The cost of doing nothing — Application Modernisation

James Maguire
Version 1
Published in
5 min readJul 1, 2020

Version 1’s James Maguire, a Software Developer, outlines the risks of not updating your critical business applications.

I have been working on Software Development projects for the last 12 years and as each project ends, I move on to the next project without experiencing what happens next in terms of the next steps in the application lifecycle. I have recently had some experience in dealing with applications that have been built 15+ years ago and are still providing critical business processes.

This has got me thinking; is this a sign that the original implementation was highly successful and this has allowed the applications to remain unchanged and provided at a low ongoing cost or is this hiding costs in terms of the lost opportunity for these applications to evolve with the business and with new technology opportunities? In my opinion, it is the latter.
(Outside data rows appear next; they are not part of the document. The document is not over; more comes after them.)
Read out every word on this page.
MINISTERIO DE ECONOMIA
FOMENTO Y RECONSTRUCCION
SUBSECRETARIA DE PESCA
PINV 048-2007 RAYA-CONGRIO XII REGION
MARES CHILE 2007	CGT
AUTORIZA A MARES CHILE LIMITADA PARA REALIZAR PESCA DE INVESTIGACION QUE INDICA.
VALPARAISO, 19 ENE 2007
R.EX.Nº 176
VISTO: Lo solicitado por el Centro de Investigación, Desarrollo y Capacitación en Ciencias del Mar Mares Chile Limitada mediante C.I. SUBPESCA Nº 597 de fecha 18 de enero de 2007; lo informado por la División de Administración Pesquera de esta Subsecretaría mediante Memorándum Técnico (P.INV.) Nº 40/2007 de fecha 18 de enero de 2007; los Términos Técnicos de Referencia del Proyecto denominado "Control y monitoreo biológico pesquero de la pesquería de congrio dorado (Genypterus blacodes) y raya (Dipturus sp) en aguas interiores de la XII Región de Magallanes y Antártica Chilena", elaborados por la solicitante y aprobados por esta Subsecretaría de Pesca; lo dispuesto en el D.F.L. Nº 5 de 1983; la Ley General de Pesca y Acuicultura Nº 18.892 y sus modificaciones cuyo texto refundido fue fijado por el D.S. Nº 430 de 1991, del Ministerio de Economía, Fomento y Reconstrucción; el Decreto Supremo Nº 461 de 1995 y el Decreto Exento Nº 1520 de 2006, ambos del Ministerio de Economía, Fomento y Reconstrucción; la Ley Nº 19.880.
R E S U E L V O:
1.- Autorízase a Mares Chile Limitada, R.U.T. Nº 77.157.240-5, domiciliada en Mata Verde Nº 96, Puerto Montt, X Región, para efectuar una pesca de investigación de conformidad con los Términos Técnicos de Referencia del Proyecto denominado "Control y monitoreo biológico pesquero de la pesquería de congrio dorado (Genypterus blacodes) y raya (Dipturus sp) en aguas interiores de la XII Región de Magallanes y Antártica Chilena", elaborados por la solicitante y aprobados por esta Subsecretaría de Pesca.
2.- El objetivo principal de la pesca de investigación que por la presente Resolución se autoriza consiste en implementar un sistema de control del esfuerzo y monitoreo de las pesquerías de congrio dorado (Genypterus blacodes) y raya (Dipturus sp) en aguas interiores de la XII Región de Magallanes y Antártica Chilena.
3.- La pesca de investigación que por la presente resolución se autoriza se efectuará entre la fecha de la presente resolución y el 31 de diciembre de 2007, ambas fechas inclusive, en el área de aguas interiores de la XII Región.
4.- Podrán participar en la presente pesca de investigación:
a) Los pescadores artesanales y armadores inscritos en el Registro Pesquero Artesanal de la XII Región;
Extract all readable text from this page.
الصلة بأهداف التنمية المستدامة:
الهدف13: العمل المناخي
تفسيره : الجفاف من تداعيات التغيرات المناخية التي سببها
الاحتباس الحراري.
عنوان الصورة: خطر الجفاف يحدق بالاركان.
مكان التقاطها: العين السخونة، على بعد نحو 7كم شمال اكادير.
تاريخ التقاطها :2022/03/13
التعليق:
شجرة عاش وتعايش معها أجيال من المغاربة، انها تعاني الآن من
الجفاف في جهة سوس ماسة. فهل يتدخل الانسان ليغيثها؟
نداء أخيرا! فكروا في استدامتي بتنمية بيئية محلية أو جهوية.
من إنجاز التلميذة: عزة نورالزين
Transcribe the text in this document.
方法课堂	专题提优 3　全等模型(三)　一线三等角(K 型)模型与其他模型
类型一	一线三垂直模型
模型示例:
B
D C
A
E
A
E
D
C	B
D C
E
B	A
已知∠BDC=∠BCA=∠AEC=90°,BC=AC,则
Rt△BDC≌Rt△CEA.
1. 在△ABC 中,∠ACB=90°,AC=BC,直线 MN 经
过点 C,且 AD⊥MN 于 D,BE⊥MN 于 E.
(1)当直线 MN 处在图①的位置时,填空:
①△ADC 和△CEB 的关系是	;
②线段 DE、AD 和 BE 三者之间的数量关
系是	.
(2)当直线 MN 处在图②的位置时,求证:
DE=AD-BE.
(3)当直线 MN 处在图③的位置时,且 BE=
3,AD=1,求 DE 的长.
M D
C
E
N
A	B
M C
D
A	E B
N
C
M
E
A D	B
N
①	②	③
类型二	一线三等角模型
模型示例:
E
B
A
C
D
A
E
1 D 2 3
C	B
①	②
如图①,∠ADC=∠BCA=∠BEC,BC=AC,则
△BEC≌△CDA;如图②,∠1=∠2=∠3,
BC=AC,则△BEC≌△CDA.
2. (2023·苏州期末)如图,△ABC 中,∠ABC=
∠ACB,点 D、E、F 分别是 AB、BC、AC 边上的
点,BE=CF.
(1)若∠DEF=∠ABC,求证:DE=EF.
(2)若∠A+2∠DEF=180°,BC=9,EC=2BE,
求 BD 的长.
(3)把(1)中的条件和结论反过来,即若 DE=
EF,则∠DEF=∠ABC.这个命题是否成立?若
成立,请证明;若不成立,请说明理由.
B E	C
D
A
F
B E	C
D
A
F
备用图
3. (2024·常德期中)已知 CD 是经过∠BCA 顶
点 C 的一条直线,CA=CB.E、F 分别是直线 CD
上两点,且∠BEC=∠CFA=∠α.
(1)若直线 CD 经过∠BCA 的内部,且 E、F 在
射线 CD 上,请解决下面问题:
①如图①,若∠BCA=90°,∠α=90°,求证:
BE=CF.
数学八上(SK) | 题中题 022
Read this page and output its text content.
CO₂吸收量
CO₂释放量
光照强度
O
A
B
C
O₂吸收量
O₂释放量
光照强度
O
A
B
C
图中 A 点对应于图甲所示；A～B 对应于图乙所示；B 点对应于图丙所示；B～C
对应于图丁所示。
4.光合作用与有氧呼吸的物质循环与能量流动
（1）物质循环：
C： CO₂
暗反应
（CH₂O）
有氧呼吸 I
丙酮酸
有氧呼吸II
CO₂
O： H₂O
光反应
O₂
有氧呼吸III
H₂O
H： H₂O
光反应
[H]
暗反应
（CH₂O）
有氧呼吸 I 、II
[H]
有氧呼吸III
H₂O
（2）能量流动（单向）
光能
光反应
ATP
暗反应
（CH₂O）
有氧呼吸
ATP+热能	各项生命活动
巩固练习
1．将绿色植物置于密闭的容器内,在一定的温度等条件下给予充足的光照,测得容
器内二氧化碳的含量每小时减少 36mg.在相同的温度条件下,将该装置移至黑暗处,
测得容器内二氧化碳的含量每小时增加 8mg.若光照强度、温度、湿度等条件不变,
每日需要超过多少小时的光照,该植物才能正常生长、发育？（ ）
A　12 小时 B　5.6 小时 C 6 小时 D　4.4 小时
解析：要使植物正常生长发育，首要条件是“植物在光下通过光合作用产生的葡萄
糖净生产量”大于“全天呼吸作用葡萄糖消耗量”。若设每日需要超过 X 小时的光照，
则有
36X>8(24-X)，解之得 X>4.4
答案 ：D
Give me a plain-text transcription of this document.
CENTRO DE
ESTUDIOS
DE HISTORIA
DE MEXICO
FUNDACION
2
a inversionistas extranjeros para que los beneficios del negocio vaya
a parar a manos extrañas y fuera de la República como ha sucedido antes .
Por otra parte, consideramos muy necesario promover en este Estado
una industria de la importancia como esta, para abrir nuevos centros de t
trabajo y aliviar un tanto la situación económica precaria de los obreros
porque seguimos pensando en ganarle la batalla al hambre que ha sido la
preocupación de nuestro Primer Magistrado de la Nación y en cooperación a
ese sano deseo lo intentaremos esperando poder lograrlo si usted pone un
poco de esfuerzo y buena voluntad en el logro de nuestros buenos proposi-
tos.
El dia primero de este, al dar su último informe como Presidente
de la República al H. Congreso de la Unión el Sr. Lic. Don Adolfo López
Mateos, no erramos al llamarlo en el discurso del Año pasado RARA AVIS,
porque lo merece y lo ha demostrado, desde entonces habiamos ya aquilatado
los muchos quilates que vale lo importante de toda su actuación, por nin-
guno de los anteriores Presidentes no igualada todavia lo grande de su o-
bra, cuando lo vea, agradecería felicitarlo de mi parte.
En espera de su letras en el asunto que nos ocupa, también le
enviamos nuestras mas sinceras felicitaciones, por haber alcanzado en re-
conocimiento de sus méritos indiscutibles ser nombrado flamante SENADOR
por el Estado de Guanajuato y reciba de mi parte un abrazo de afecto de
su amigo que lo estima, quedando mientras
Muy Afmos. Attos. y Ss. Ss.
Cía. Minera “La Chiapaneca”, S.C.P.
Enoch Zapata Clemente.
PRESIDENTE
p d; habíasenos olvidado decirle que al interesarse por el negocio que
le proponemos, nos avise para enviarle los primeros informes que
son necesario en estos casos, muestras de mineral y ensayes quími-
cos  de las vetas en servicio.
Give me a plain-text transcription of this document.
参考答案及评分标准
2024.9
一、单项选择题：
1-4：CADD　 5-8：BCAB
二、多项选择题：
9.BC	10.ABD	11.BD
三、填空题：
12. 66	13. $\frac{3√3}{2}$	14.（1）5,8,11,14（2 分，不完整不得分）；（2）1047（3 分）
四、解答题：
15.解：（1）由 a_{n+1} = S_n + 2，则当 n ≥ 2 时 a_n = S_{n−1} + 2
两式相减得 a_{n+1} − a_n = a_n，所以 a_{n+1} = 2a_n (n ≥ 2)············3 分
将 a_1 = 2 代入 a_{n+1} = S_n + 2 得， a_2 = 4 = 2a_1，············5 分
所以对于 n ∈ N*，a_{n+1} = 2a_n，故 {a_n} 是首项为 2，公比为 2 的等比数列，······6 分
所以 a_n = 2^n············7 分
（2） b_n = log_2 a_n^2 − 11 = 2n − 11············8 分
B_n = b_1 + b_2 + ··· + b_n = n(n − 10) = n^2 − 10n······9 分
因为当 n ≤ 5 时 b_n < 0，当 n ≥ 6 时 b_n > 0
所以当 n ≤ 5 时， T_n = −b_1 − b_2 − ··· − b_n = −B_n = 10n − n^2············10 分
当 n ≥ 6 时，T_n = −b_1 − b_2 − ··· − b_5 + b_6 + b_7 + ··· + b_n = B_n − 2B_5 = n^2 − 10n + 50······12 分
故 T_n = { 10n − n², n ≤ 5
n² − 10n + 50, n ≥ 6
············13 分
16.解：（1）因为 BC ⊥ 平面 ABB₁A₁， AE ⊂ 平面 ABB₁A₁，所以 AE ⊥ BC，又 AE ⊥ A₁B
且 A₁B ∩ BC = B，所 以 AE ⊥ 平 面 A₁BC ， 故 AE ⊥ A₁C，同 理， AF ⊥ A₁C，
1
For most businesses, the cost of building and maintaining their application estate is a considerable undertaking. Most businesses start their application journey with several business processes that need to be supported to optimise the running of their core business. The building of this application suite can take years and a sizable budget.

Once the applications are completed and underpinning the business, these applications need to be maintained by an application support team. If these applications have been well built and align correctly with the business this can be a relatively small operation. The temptation at this point is to consider the applications as complete and to keep them in long term support, without any modernisation, for as long as possible until some business event causes these applications to require replacement. I am now going to explore the unseen costs of this “doing nothing approach” approach vs a continuous improvement approach.

Let us start by defining what characteristics of the application estate are important:

· Alignment with business processes

· Security

· Cost of ownership

· Usability

We assume that when the application build is completed and if it has been built correctly all the above characteristics will be in an optimal or close to optimal state at the time of release. Now let us look at the cost of doing nothing in each of these areas.

Business Process Alignment

Business processes evolve over time and if the application does not adapt accordingly, inefficiencies are introduced as the business is required to interact with sub-optimal processes. As available technology advances, the overhead of continuing with these applications increases and this creates a competitive disadvantage for the business. Inaction in this area is a backwards step affecting the efficiency of your business.

Security

The security of the application also needs constant attention. Underlying operating systems need to be patched and they will also become end of life at some point. The versions of .NET or Java would need to be upgraded over time. These events can come with large overheads and deliver very little in value to the business other than aligning to security best practice. Although this is important, business users will not see the business value being achieved from the effort and therefore will be reluctant to invest, leaving the application estate vulnerable from a security perspective. Further information on the impact can be found here from the UK government’s National Cyber Security Team.

Cost of ownership

The initial maintenance costs of a stable application will be low but over time this will increase as technical resources move on and knowledge is lost, making support slow and challenging. It will become problematic to attract qualified people to support end of life technologies.

Usability

Any application interface will become dated over time and if the business retains the same people this might not be an issue, but as new users are onboarded, if the application is not aligned to modern design principles the onboarding process will become more complicated.

In summary, the cost of doing nothing can be felt across many areas of IT and business operations. Within a few years each of the characteristics will have degraded and depending on the circumstances this will determine how this affects the business processes underpinned by these applications.

Continuous Development/Delivery Approach

The risks outlined above can be mitigated by continuously developing the application estate. This allows the application to evolve along with the business, tightly aligning with business processes and taking advantage of the latest technology offerings. At the pace that cloud offerings are expanding this will offer opportunities for business advantage and can offer cost savings from on-premise hosting.

The continuous development model shown in the diagram above from Microsoft will allow for opportunities to rearchitect solutions to make use of cloud computing options such as serverless computing, No SQL databases, AI tools and other cloud services. These can provide significant cost savings and these opportunities are the real value of this approach to applications management. It allows your applications to enable the business and to deliver maximum value and efficiency to business processes rather than becoming a blocker.

As part of the continuous development approach, OS and platform upgrades happen organically as the application evolves and are bundled along with changes driven by business value. These upgrades are no longer an event which need to happen due to end of life products or decommissioning which in turn inflict change on the business and are not seen to be providing any value for money.

In conclusion, the continuous development approach certainly looks more costly on paper but the “doing nothing” approach is just pushing the costs into the future and adding costs elsewhere as business processes are no longer optimised.